NUNCA es tan importante el mar y los espacios abiertos como en este tiempo de días cortos y fríos. Durante años deje de ir a las playas en verano, a los bosques dorados en otoño, al nacimiento de la primavera en la campiña, a las casas confortables del invierno del norte. He estado en el lugar contrario en cada estación esperando, quizá, que las estaciones vinieran a mí como regalo gratuito. No pasa así. He visto la primavera y el otoño desde lejos, y el verano y el invierno desde encierros, vivificador aquél y mortificante éste. No tengo nada que reprocharle a la naturaleza, que es la que es, sino a mí por no haber sabido disfrutar mejor de ella cuando tuve la oportunidad. Cada estación es una invitación a la vida, un nacimiento, un símbolo de la existencia. Iremos al mar pronto, que es el principio de todo y lo contrario de encerrarse. El aire más libre es el de mar, el que aviva la curiosidad de saber qué hay más allá.

Por un sentido particular de la justicia me tendré que resarcir de este invierno, recién llegado el oficial y en retirada el verdadero, que no será peor que otros: será mejor por haber sido en el que me ha dado cuenta clara de que no fui creado para los espacios cerrados y fríos, para el rincón del fuego, la noche y la badila. Vendrá la primavera de la libertad con sus verdes innumerables, el verano del sol impertinente y benéfico, que lo mismo hace desiertos tórridos que islas con tesoros. Si el hombre pensó en la existencia de un Paraíso Terrenal, de una Edad de Oro y de otro Paraíso para descanso eterno, es porque la tierra le pareció inhabitable cuando se tuvo que adaptar a climas inhóspitos. Si las migraciones del norte o de las estepas frías buscaban el sur y el mar y se quedaban, era para huir de los hielos y de las nieblas. Buscaban tierras de vino y miel, de arboledas y fuentes, en las que el sol se levantara del horizonte y trajera una brisa cálida.

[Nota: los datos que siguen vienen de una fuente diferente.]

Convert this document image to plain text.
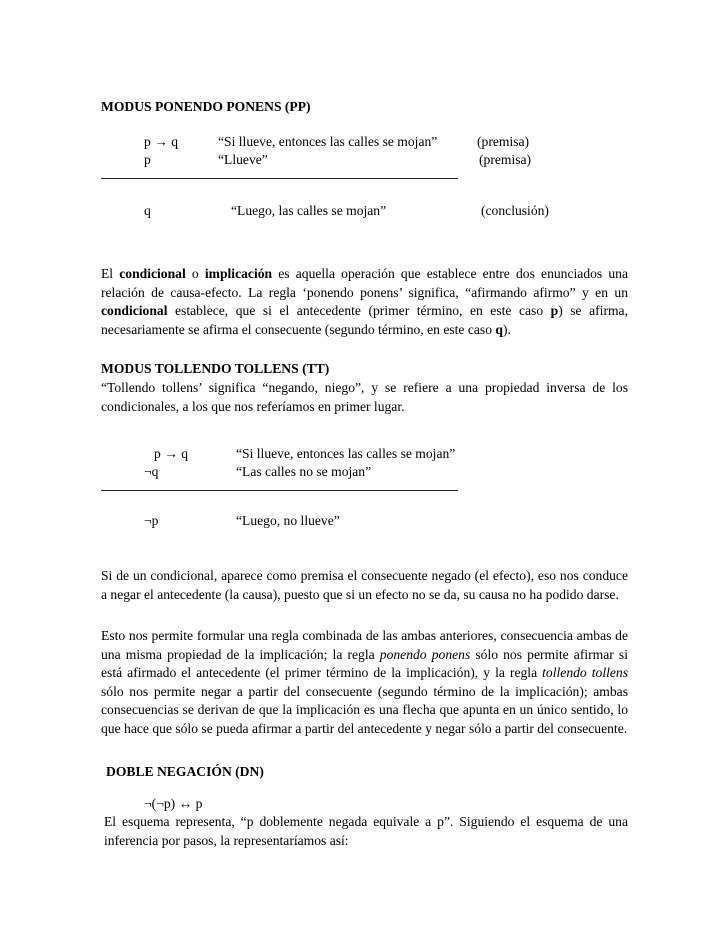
MODUS PONENDO PONENS (PP)
p → q	“Si llueve, entonces las calles se mojan”	(premisa)
p	“Llueve”	(premisa)
q	“Luego, las calles se mojan”	(conclusión)

El condicional o implicación es aquella operación que establece entre dos enunciados una relación de causa-efecto. La regla ‘ponendo ponens’ significa, “afirmando afirmo” y en un condicional establece, que si el antecedente (primer término, en este caso p) se afirma, necesariamente se afirma el consecuente (segundo término, en este caso q).

MODUS TOLLENDO TOLLENS (TT)

“Tollendo tollens’ significa “negando, niego”, y se refiere a una propiedad inversa de los condicionales, a los que nos referíamos en primer lugar.

p → q	“Si llueve, entonces las calles se mojan”
¬q	“Las calles no se mojan”
¬p	“Luego, no llueve”

Si de un condicional, aparece como premisa el consecuente negado (el efecto), eso nos conduce a negar el antecedente (la causa), puesto que si un efecto no se da, su causa no ha podido darse.

Esto nos permite formular una regla combinada de las ambas anteriores, consecuencia ambas de una misma propiedad de la implicación; la regla ponendo ponens sólo nos permite afirmar si está afirmado el antecedente (el primer término de la implicación), y la regla tollendo tollens sólo nos permite negar a partir del consecuente (segundo término de la implicación); ambas consecuencias se derivan de que la implicación es una flecha que apunta en un único sentido, lo que hace que sólo se pueda afirmar a partir del antecedente y negar sólo a partir del consecuente.

DOBLE NEGACIÓN (DN)
¬(¬p) ↔ p

El esquema representa, “p doblemente negada equivale a p”. Siguiendo el esquema de una inferencia por pasos, la representaríamos así:
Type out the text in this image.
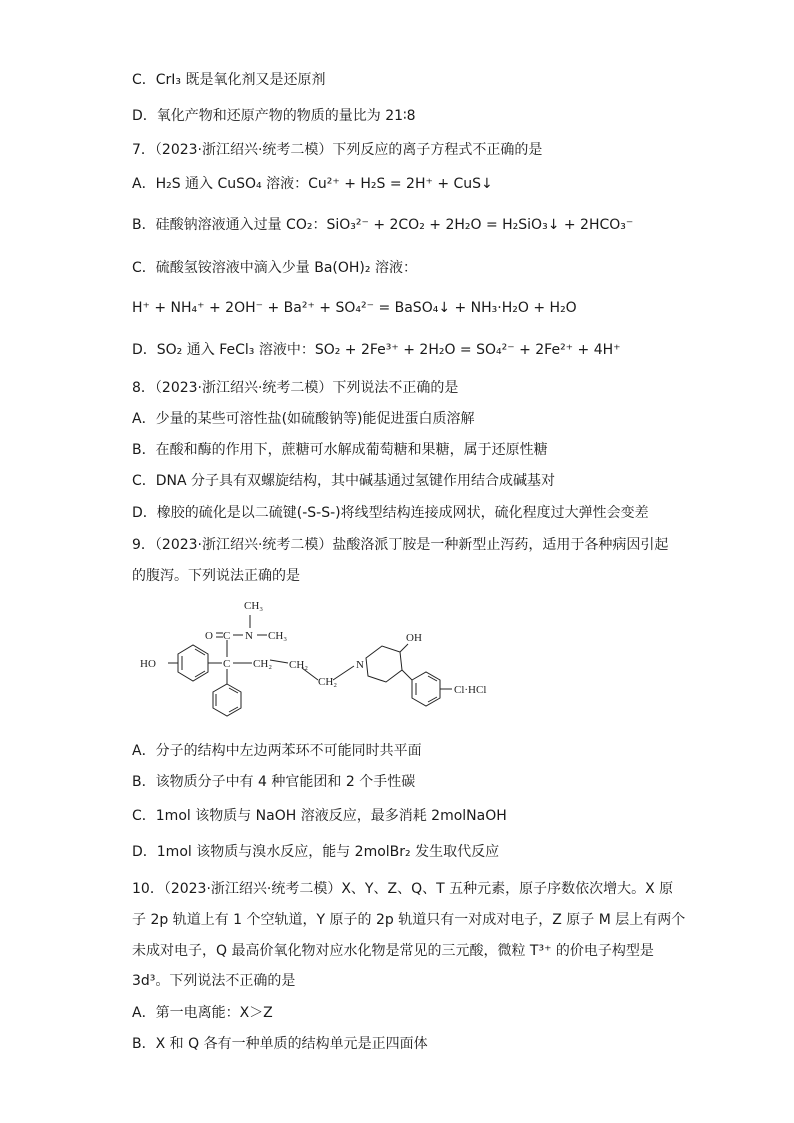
C．CrI₃ 既是氧化剂又是还原剂
D．氧化产物和还原产物的物质的量比为 21∶8
7．（2023·浙江绍兴·统考二模）下列反应的离子方程式不正确的是
A．H₂S 通入 CuSO₄ 溶液：Cu²⁺ + H₂S = 2H⁺ + CuS↓
B．硅酸钠溶液通入过量 CO₂：SiO₃²⁻ + 2CO₂ + 2H₂O = H₂SiO₃↓ + 2HCO₃⁻
C．硫酸氢铵溶液中滴入少量 Ba(OH)₂ 溶液：
H⁺ + NH₄⁺ + 2OH⁻ + Ba²⁺ + SO₄²⁻ = BaSO₄↓ + NH₃·H₂O + H₂O
D．SO₂ 通入 FeCl₃ 溶液中：SO₂ + 2Fe³⁺ + 2H₂O = SO₄²⁻ + 2Fe²⁺ + 4H⁺
8．（2023·浙江绍兴·统考二模）下列说法不正确的是
A．少量的某些可溶性盐(如硫酸钠等)能促进蛋白质溶解
B．在酸和酶的作用下，蔗糖可水解成葡萄糖和果糖，属于还原性糖
C．DNA 分子具有双螺旋结构，其中碱基通过氢键作用结合成碱基对
D．橡胶的硫化是以二硫键(-S-S-)将线型结构连接成网状，硫化程度过大弹性会变差
9．（2023·浙江绍兴·统考二模）盐酸洛派丁胺是一种新型止泻药，适用于各种病因引起
的腹泻。下列说法正确的是
CH₃
O C N CH₃
HO	C CH₂ CH₂
CH₂
N
OH
Cl·HCl
A．分子的结构中左边两苯环不可能同时共平面
B．该物质分子中有 4 种官能团和 2 个手性碳
C．1mol 该物质与 NaOH 溶液反应，最多消耗 2molNaOH
D．1mol 该物质与溴水反应，能与 2molBr₂ 发生取代反应
10．（2023·浙江绍兴·统考二模）X、Y、Z、Q、T 五种元素，原子序数依次增大。X 原
子 2p 轨道上有 1 个空轨道，Y 原子的 2p 轨道只有一对成对电子，Z 原子 M 层上有两个
未成对电子，Q 最高价氧化物对应水化物是常见的三元酸，微粒 T³⁺ 的价电子构型是
3d³。下列说法不正确的是
A．第一电离能：X＞Z
B．X 和 Q 各有一种单质的结构单元是正四面体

Esto no quiere decir que abandonemos nuestra vida conventual que con tanto esfuerzo hemos conseguido y tantos años nos ha costado. La vida del claustro tiene compensaciones difíciles de encontrar en la calle. Será más bien una reforma, una ampliación de los horas de recreo y de locutorio, y que el refectorio tenga huéspedes frecuentes, pero sin olvidar ni una hora canónica. Los monasterios no tienen por qué aislar, sino más bien ser el centro desde donde irradie la consolación de los solitarios y melancólicos, de los que no tienen nada que ocultar ni necesidad de mentir, porque su vida es clara como la luz y bondadosa como la nobleza. Iremos al mar de nuevo: luz sobre la luz y claridad sobre la claridad, verdad que nos acerca a más verdades, tiempo para recuperar un tiempo no perdido, pero sí en suspenso; para seguir en nuestro medio sentimental: viñas, bosques, ríos y, sobre todos ellos, mar inmenso, primigenio y eterno.